Saturday, June 7, 2014

Day 26 – Saturday, June 7, 2014



Georgetown, PEI to Linwood, Nova Scotia – 151 Miles

It was a relatively short day, driving-wise, as a good portion of it was taken up by the ferry crossing from Prince Edward Island to the Nova Scotia mainland.  We left Brudenell River Provincial Park about 9:00am, slowly inching our way through the staging area of a big fund-raiser race or biathlon – I’m not sure which it was, but it involved runners and bicyclists, and a large crowd that was gathered in and around the entrance to the park.  Clearing the crowd, we turned south, skirting our way around the inlets and bays of the southeast coast of the island.  The scenery was much the same as we had experienced during yesterday’s drive along the north coastal region, but not as hilly.  Where the north shore seems to be more oriented toward tourism, with the Green Gables House the epicenter, the southeast region seems more down-home local farms and not-so-well-kept rural homes.

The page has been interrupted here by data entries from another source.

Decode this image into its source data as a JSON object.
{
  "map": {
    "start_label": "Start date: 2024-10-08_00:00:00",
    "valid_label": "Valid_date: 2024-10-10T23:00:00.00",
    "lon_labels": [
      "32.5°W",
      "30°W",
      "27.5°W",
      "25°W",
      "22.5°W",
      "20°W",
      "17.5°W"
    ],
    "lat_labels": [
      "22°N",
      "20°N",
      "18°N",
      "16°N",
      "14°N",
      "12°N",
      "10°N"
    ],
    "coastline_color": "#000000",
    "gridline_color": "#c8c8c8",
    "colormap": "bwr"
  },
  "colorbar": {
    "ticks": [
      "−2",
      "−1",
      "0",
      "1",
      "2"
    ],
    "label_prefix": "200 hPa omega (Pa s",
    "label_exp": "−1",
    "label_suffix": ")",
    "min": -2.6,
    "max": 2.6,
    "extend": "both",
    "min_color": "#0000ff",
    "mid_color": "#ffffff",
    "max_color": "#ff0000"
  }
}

Lighthouses are common along the coastline of Prince Edward Island, with its many inlets, points, and capes.  Our map indicated one in particular along this morning’s drive that caught our attention, the Cape Bear Lighthouse, located on the very southeast cape or tip of the island.  According to our tourist brochure, the Marconi radio station at this lighthouse was the first Canadian land-based station to receive distress signals from the HMS Titanic after it fatally struck the iceberg out in the mid-Atlantic.  The brochure mentioned that this lighthouse is still in operation, and that it is open to visitors during the summer months.  In addition, the brochure said, it contains a reconstruction of the Marconi station that received the Titanic’s S.O.S.  I was looking forward to seeing this historic radio station and taking a few pictures to share with my ham radio friends back in Denver.  Imagine our disappointment when we drove up to this isolated landmark and found it locked up tighter than a drum.  We had to satisfy ourselves with a few exterior shots of the lighthouse and the surrounding low cliffs down to the beach below.

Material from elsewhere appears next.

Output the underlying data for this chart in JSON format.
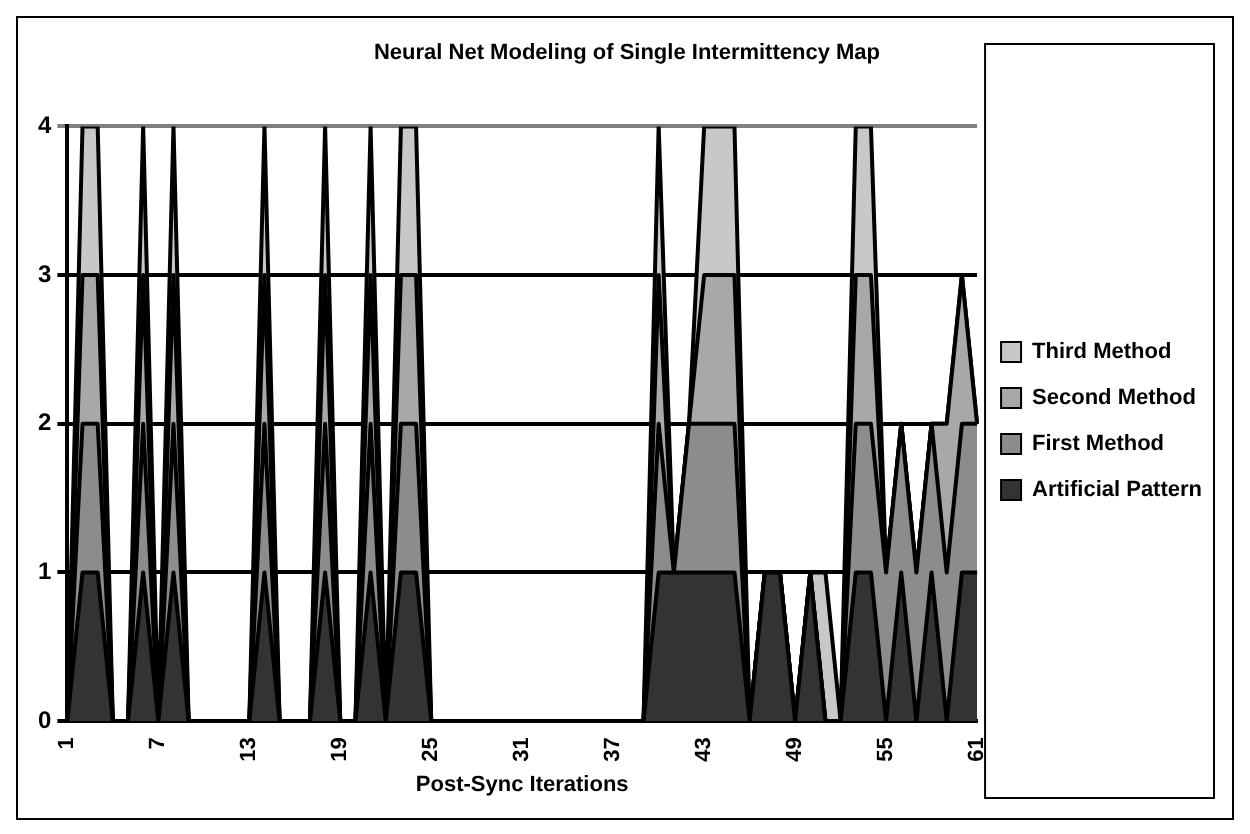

From the lighthouse, it was only a short drive to the ferry terminal at Woods Island, which doesn’t seem to be an island at all – or if it is, the water around it has been filled in to create the ferry terminal.  We had almost two hours to kill before the ferry departure, so we went into the cafeteria at the terminal and had an early lunch, then took advantage of the free wifi to upload the previous two days’ blog entries.
The ferry is a large, modern vessel with at least two vehicle decks and two enclosed passenger decks above.  The cost for the 14-mile journey across the Northumberland Strait was $79.00 CDN (a bit less than $72.00 US at the current exchange rate).  The trip took an hour and fifteen minutes across gently rolling seas.  It was overcast and misty during the crossing, so photo ops were limited.  Apparently, however, later in the summer it’s common to see whales in the strait.

The mainland ferry terminal is located at Caribou, Nova Scotia, and when the massive hinged door at the front of the boat opens, it immediately disgorges its load of cars, trucks, RVs, motorcycles, bicycles, and a few pedestrians directly onto a four-lane freeway.  I have no idea where the pedestrians go from there – perhaps a friend meets them or maybe there’s a bus stop somewhere nearby.

A short distance inland there’s a large roundabout with at least six exits which launch vehicles toward various compass points.  This, of course, assumes that everyone knows where they’re going.  We had a vague idea, and our eeny-meeny-miney-moe choice turned out to be correct, so off we went in a generally eastward direction which would hopefully take us somewhere near where we wanted to be.  As soon as we could find a safe place, we pulled off the highway to consult our map and Good Sam Campground Guide.  We selected a couple of potential spots and off we went with our fingers crossed.  It was lightly raining on this side of the straight, but not enough to obscure or distract us from enjoying the beautiful countryside through which we were travelling.   It is much hillier here on the mainland, with elevations reaching as high as four to five hundred feet.  The hills were heavily wooded, and everywhere the land was brilliant green.  After about 50 miles or so we turned off onto a minor highway and found our campsite for the night – a place called Hyclass Campground (nothing but the best for us!), located right on the edge of a small inlet.  After some debate as to whether to pick a site with a view of the water or back in the trees where we’d be somewhat protected from the wind, we chose the trees.  We were glad we did, because when we went out for a walk, we nearly froze our patooties off down by the water.

I was going to post a couple of pictures from today, but it took me over an hour to upload the pictures that I added to the last two days’ blog  entries.  It’s getting late, so I’ll try to add them later when we have a better internet connection.